Coffee is a daily routine for a lot of people, some of us drink more than 1 cup each day. When people have to make dietary changes due to kidney disease, one of the questions they ask is, “Do I need to give up my coffee?”
The bottom-line answer is “No.” Coffee isn’t bad for your kidney, but it doesn’t mean you can drink as much as you want.
How much to drink
Potassium plays a role in keeping your heartbeat regular and your muscles working right. Healthy kidneys keep the right amount of potassium in your body. However, when your kidneys are not healthy, you often need to limit potassium intake from foods. If your potassium becomes too high, it can cause an irregular heartbeat or a heart attack.
An 8 oz. cup of black coffee has 116 mg of potassium. This is considered a low potassium food. However, if you drink more than one cup each day, for example three to four cups of coffee a day, it is considered high in potassium and could raise your potassium levels. Adding creamers or milk can further raise your coffee’s potassium content.
Your blood pressure
The kidneys play a key role in regulating blood pressure within a healthy range, the high blood pressure in turn, affects the health of kidneys. You have to watch out for your blood pressure if you have a kidney problem.

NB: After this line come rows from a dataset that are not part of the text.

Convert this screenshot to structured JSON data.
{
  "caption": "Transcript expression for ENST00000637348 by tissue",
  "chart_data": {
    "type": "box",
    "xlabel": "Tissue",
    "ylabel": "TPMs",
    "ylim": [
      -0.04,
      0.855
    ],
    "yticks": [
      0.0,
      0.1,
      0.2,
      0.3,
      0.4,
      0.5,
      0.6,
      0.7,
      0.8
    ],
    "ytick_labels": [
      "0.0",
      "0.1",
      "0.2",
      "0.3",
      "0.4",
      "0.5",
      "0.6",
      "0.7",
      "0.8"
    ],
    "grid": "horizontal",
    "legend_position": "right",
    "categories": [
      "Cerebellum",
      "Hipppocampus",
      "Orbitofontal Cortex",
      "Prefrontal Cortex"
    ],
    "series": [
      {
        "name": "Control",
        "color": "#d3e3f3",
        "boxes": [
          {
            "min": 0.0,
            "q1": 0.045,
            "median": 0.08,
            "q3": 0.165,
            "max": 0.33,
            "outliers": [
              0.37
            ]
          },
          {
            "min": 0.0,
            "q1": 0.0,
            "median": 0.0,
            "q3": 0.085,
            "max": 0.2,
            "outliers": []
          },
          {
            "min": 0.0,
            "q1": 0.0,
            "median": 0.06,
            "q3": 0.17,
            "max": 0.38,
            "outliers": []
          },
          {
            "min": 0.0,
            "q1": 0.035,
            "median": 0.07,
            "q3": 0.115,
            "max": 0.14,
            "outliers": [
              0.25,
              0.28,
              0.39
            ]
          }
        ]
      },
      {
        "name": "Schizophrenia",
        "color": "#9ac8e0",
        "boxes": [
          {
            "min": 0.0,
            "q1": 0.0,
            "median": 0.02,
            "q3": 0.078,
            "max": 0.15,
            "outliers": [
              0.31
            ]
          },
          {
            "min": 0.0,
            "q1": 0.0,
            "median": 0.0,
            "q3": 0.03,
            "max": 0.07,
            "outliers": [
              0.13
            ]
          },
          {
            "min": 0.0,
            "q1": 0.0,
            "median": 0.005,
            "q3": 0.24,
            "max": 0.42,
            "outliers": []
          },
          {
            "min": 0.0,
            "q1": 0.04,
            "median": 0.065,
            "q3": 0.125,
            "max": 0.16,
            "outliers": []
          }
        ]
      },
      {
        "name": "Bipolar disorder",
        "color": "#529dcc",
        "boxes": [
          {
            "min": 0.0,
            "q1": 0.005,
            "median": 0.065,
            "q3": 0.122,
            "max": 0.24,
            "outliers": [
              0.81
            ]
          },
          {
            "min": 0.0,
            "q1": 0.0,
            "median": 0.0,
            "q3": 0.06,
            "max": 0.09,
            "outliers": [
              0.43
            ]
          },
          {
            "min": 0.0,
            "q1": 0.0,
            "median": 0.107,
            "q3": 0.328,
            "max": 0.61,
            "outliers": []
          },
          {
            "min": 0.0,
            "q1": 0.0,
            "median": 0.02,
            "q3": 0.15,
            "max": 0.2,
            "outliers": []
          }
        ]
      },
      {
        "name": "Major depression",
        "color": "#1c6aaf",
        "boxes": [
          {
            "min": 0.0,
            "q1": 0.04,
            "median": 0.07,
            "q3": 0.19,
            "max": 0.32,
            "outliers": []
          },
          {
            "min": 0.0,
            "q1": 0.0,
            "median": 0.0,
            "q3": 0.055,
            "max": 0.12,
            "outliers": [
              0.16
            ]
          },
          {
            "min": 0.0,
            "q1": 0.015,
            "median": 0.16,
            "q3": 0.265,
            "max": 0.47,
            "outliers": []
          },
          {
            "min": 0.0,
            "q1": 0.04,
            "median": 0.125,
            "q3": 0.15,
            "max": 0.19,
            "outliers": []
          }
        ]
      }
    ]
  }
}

Caffeine causes a short but sudden increase in blood pressure. Research has not shown that drinking 3-4 cups of coffee a day increases the risk of kidney disease or increases rate of decline of kidney function. However, moderating your intake is a good idea, especially for those struggling with blood pressure control.
The coffee itself isn’t harmful, the additives can be. The flavored syrup and creamers are source of potassium. Manufacturers add chemical phosphates to coffee creamers. These chemical phosphates are easily absorbed by the body and should be limited for anyone with kidney disease.
Your fluid intake
If you are on a restricted fluid diet, you should include drinking coffee in your daily allowance.

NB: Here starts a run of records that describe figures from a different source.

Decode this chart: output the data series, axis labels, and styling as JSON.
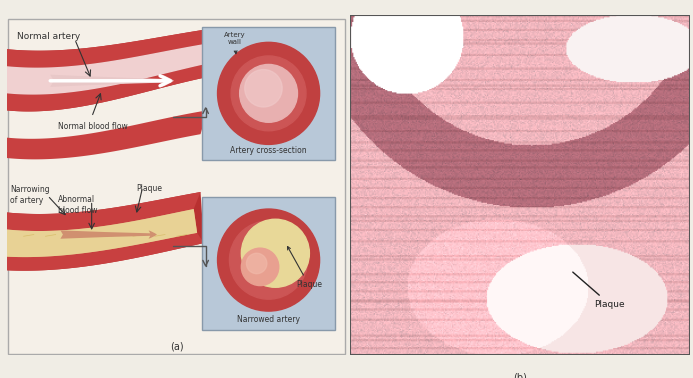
{
  "bg_color": "#f5f0e8",
  "panel_a_bg": "#f5f0e8",
  "panel_b_bg": "#ffffff",
  "outer_border": "#cccccc",
  "artery_outer_color": "#c0392b",
  "artery_wall_color": "#d9534f",
  "artery_inner_color": "#e8a0a0",
  "blood_flow_color": "#f0c0c0",
  "plaque_color": "#e8d8a0",
  "plaque_dark": "#c8b870",
  "cross_section_bg": "#b8c8d8",
  "label_color": "#333333",
  "arrow_color": "#333333",
  "caption_a": "(a)",
  "caption_b": "(b)",
  "label_normal_artery": "Normal artery",
  "label_normal_flow": "Normal blood flow",
  "label_narrowing": "Narrowing\nof artery",
  "label_abnormal": "Abnormal\nblood flow",
  "label_plaque1": "Plaque",
  "label_plaque2": "Plaque",
  "label_artery_wall": "Artery\nwall",
  "label_cross_section": "Artery cross-section",
  "label_narrowed": "Narrowed artery",
  "label_plaque_b": "Plaque"
}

In Sep this year, a new research involving nearly 5,000 people with chronic kidney disease(CKD) shows a hike in daily caffeine intake appeared to lower the odds of an early death. The study couldn’t prove cause-and-effect, however it did show a greater caffeine intake is tied to longer life expectancy for people with chronic kidney disease.
Some U.S. endocrinologist who wasn’t connected to the study said there could be physiologic reasons behind the benefit.
In summary, coffee is an acceptable beverage for kidney disease if consumed moderately and in black ideally. However, individuals with questions about their coffee intake should talk to a registered dietitian or physician about how much is appropriate for them.